There is no "expert" in my field who I have found to be fully honest. NONE. Even the ones I respect, the ones who really taught me what I need to know. I have found all to be to some degree dishonest, manipulative, not aware of own short-comings, or at least to over-hype certain therapies.
(edit: the one truly honest - say it as it is lecturer I've seen is Dr. Sesenig - who taught naturopathic philosophy at my school - I loved listening to him. The only person I've seen who wasn't afraid to say it as it is.)

Virtually all practitioner education in the natural health field is promoted by supplement or lab companies. Any such training is to a degree - misleading and fraudulent. This doesn't make the training wrong or not valuable (it may be quite the opposite) but the education is compromised.

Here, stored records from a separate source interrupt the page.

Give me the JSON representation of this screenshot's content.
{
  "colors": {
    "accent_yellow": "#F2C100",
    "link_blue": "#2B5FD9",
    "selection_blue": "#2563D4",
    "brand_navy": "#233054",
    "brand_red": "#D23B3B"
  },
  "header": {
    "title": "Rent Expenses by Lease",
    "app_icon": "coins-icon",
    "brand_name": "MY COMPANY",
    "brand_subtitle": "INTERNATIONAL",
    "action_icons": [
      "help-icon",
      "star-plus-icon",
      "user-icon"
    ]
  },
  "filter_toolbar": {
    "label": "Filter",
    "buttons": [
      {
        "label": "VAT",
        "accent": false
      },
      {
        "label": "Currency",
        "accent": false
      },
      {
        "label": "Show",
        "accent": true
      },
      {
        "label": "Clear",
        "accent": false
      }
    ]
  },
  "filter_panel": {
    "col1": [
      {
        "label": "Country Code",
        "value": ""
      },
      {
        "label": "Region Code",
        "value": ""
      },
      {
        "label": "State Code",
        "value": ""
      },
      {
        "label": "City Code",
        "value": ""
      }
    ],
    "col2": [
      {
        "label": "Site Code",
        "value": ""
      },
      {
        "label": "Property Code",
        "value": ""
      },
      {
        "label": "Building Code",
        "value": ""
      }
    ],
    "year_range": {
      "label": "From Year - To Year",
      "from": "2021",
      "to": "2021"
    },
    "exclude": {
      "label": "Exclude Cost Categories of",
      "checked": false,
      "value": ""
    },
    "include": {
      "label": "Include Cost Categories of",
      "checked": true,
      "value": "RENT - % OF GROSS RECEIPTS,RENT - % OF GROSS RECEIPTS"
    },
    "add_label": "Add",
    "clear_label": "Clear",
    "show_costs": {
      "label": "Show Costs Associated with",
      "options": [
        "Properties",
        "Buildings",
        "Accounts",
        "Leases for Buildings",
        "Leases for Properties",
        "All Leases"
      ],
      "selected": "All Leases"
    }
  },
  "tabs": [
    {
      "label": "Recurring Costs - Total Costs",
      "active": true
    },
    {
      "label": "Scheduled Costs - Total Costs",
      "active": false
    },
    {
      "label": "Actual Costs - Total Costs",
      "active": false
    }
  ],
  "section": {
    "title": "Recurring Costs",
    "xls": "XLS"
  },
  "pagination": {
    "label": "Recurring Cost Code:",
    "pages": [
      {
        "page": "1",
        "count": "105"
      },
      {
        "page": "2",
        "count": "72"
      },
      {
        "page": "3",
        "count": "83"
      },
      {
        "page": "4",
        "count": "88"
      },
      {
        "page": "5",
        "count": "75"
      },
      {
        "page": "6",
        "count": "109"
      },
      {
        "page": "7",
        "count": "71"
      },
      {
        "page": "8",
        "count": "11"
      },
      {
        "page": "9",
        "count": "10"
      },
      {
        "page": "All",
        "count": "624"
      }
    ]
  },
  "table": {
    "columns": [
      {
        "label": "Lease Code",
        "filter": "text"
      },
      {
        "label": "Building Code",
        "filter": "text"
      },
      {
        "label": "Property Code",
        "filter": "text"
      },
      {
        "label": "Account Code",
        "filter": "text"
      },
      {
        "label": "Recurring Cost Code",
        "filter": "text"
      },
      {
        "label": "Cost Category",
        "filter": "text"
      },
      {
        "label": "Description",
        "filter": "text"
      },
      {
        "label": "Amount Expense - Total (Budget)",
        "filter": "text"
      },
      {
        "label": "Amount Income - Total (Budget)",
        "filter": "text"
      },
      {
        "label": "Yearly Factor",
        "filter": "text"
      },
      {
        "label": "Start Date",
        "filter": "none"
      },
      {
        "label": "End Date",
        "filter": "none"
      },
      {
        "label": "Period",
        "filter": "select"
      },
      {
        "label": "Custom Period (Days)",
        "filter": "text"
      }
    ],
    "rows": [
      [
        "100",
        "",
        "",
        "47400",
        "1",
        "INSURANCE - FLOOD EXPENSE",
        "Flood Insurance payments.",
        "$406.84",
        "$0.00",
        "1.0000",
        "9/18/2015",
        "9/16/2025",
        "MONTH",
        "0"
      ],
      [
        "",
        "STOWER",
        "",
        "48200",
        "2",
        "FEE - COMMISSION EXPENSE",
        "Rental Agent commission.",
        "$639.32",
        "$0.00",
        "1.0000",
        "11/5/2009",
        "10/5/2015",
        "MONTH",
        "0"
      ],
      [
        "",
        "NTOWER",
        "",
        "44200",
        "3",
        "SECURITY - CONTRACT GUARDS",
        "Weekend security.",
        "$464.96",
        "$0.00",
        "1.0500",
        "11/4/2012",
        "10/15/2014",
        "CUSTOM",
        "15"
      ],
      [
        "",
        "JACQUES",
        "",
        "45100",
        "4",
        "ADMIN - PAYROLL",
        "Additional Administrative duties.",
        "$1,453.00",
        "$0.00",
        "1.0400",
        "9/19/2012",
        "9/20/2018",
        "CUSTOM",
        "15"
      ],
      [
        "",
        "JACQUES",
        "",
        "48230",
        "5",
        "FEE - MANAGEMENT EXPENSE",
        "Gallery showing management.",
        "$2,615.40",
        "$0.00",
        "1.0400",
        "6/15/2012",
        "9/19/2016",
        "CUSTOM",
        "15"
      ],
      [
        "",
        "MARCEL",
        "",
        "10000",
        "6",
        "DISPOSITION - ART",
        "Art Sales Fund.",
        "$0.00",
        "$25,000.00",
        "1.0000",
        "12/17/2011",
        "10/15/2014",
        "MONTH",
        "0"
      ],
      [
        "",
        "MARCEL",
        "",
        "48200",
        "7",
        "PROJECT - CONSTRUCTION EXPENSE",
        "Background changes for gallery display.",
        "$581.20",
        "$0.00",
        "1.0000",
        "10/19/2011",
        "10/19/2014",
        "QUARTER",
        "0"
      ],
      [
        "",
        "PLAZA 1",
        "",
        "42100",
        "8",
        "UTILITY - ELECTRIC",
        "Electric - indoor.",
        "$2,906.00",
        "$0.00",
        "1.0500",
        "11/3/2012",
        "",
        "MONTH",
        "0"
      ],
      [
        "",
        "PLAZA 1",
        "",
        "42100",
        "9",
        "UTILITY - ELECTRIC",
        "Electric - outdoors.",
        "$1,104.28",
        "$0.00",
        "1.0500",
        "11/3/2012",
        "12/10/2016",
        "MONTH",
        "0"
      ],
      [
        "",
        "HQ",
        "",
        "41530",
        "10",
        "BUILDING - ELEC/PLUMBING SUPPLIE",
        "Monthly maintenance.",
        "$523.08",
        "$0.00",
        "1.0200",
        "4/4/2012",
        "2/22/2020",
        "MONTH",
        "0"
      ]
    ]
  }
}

Just as it's compromised when a pharmaceutical company teaches the doctors, it's compromised when a supplement company does the same.

The field needs to get rid of dogma.
I have found homeopathy to be invaluable to treating the modern patient.
I prescribe homeopathics based off of kinesiology muscle tests - not accordingly to classical homeopathic dogma. I also use nosodes also quite a lot.
The homeopathic field - stuck in it's own 19th century dogma is an example of what the natural health field needs to avoid.

You're not going to learn how to treat the new modern patient by holding onto old dogma.

Yet part of the answer is the old. I have found more validity in the philosophies and techniques handed down by generations of practitioners who came before me, than the latest health fad or "expert."

The tried and true works, but the homeopaths, eclectics, NDs of 100 years ago did not face the same sort of patients as today.

I do not believe it is valid to transpose the exact same sort of treatment from one time/place to another, yet the old truths must be held onto as a foundation.

Within the Naturopathic field there is a rift between those who want a more traditional practice (what did ND's do decades ago), and those who wish to be more "scientific." The longer I'm in this - the more I move towards the more traditional side, but in a way where the tried and true is build on and using newer systems such as kinesiology or biotherapeautic drainage, to adapt to the sort of people who come into my office.